After lunch, the staff held the "Rainbow Games" to start the "Winter of Hope" camp in earnest.  This consisted of each family group competing in seven different tasks, such as writing poems or answering trivia questions.  Those of us on the team were the judges who determined which family groups got first, second and third place, but since it was a noisy, fast paced event and the translators couldn't keep up, mostly we just let the translators provide the rankings.  In the end, all family groups were declared to be tied, and friendship the victor of the games.

Day 2After the games, we held a crafts and sports session.  Bob and Brad lead the sports session in the orphanage gym.  It was lightly attended, but some kids came by to kick some balls around, play some basketball and, for some of the teens, hang out to talk about music and cars.  Robin and the rest of the team lead a crafts session for the kids aged 6 and under.  They put together melt-bead ornaments (plastict beads laid out into different shapes on peg boards and then melted together using an iron) and colored gift bags we will be using for the kid's presents on the last day.

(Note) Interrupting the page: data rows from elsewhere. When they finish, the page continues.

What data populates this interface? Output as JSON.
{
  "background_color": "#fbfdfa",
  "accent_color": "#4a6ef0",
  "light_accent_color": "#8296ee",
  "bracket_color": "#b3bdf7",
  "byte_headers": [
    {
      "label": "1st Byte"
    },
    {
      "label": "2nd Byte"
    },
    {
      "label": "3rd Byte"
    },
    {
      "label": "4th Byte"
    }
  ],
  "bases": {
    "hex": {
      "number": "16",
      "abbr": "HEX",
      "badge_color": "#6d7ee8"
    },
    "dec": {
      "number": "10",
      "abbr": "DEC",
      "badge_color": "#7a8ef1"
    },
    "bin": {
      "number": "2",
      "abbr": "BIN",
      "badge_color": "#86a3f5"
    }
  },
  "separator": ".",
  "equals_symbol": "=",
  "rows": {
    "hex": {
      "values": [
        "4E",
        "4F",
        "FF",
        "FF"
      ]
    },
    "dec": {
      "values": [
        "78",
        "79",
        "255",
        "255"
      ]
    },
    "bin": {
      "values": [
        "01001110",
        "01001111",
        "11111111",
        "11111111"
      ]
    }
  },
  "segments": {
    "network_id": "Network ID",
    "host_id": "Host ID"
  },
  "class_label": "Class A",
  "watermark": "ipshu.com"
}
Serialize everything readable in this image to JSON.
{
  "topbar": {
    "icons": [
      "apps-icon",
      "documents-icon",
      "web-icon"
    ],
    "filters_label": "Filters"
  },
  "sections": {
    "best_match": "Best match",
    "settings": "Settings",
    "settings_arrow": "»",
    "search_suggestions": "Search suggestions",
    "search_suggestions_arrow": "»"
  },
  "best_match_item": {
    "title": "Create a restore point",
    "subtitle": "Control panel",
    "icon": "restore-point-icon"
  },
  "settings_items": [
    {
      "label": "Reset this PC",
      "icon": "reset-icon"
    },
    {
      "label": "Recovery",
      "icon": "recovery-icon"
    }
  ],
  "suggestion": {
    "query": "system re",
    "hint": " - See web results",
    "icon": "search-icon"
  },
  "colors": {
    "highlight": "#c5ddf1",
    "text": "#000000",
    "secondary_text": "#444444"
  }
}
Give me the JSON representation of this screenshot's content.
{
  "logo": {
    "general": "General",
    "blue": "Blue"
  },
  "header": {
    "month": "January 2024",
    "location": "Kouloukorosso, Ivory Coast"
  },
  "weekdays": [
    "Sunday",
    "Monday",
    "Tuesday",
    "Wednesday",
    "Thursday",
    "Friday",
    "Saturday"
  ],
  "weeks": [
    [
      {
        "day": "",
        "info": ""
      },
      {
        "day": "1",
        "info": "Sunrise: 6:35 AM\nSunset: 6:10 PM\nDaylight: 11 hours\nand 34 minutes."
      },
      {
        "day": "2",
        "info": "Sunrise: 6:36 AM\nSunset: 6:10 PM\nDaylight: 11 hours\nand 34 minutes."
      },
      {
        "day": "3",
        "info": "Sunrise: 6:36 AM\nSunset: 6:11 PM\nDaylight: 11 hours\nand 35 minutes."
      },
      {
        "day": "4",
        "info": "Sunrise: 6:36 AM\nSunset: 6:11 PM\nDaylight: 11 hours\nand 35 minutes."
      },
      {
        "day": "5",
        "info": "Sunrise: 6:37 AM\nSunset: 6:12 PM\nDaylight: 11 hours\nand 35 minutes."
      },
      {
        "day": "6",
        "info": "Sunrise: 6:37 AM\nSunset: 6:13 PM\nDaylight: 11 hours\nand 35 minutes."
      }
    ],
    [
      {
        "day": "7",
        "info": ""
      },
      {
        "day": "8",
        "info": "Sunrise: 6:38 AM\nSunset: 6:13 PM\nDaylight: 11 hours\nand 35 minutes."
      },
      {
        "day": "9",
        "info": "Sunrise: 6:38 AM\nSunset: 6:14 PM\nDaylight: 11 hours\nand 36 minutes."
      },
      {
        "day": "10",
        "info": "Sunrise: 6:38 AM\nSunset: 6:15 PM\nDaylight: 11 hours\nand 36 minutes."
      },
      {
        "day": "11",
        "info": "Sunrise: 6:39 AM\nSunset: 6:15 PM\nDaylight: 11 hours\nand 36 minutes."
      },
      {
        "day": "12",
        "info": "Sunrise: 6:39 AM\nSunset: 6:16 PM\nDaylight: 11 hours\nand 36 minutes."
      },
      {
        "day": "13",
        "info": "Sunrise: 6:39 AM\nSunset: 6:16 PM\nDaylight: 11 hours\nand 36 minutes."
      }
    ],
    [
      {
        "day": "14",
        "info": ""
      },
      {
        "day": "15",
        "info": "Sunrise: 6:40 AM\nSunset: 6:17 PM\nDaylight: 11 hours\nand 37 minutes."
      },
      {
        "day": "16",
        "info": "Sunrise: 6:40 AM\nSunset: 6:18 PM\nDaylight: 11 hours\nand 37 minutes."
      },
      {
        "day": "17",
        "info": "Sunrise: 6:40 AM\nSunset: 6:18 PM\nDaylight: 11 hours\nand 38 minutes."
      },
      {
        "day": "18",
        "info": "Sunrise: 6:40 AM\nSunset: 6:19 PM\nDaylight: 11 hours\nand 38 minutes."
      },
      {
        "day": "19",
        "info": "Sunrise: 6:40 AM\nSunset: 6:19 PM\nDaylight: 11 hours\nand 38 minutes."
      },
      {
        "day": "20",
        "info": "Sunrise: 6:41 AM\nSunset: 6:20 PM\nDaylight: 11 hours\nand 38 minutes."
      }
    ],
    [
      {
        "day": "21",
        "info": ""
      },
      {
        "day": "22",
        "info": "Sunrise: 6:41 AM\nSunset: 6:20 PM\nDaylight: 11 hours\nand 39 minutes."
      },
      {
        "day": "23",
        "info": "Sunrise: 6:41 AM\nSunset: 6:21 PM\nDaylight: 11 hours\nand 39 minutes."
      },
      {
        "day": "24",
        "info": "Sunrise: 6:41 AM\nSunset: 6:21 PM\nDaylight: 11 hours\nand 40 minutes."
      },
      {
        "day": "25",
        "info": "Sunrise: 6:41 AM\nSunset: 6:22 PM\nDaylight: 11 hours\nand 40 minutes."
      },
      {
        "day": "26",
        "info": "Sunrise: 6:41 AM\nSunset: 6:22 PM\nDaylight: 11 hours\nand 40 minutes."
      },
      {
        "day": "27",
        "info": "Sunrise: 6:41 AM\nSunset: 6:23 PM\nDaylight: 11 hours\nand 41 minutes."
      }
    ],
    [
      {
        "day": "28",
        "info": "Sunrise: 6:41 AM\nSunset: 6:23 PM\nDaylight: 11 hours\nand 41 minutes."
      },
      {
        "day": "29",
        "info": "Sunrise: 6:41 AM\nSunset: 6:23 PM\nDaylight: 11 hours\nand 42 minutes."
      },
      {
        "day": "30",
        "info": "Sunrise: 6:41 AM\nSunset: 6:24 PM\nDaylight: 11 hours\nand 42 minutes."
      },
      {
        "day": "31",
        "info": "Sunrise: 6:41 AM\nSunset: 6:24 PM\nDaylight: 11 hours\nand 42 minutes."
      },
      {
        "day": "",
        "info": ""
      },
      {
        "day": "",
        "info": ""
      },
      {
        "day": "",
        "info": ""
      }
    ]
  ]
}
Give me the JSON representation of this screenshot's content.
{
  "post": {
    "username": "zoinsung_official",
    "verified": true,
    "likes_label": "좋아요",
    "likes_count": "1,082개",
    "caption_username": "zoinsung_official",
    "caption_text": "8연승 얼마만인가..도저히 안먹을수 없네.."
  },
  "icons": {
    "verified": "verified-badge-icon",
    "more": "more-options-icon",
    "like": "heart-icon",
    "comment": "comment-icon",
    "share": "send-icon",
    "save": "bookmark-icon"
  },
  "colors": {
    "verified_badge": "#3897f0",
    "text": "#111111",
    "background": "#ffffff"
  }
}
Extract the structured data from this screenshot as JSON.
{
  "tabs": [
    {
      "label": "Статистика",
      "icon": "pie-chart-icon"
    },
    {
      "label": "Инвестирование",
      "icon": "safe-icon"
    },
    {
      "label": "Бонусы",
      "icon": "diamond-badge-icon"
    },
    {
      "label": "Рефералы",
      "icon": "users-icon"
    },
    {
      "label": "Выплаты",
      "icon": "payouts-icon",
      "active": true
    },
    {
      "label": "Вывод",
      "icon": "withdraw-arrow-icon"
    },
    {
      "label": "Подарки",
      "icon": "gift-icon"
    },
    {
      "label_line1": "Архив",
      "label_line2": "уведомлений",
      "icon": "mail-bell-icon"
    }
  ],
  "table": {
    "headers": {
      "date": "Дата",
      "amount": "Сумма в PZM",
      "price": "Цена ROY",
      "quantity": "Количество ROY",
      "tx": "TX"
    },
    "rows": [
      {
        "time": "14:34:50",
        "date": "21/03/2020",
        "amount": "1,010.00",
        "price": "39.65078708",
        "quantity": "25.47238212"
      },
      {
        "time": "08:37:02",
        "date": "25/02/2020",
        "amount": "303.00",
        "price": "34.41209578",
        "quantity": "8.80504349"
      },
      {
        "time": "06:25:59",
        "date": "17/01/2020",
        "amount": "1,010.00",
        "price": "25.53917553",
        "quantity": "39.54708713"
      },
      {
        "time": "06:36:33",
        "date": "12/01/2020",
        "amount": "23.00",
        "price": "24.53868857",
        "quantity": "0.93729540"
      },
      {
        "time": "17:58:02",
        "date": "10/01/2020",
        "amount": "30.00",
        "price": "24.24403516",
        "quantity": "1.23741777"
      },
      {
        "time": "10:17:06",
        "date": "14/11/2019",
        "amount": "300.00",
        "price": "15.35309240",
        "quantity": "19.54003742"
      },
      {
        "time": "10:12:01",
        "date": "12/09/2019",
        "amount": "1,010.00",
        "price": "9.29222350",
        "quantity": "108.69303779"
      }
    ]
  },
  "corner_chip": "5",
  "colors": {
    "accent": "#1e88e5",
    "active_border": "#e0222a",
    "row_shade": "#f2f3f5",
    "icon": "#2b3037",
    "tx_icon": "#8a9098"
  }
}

After a dinner of chicken and rice, the kids had a dance ("disco") in the cafeteria for a few hours, which we also joined in, before heading up to their family units for bed at 8:30pm or so.

During this period of time, Jeff and Caroline finally found out that their missing baggage was at Domodedovo airport and that, although the airline was unwilling to deliver it, they were welcome to drive up and pick it up.  A "Hope Fund" employee and her husband agreed to drive the two of them up to Moscow, and after a six hour trip, including some wrangling with airport staff, they finally made it back with their bags at around 3am exhausted, but happy to finally have some
clean clothing.

After Jeff and Caroline left, the rest of the team did their nightly visits to the family units to pray for the kids and say good night, and then headed off to bed.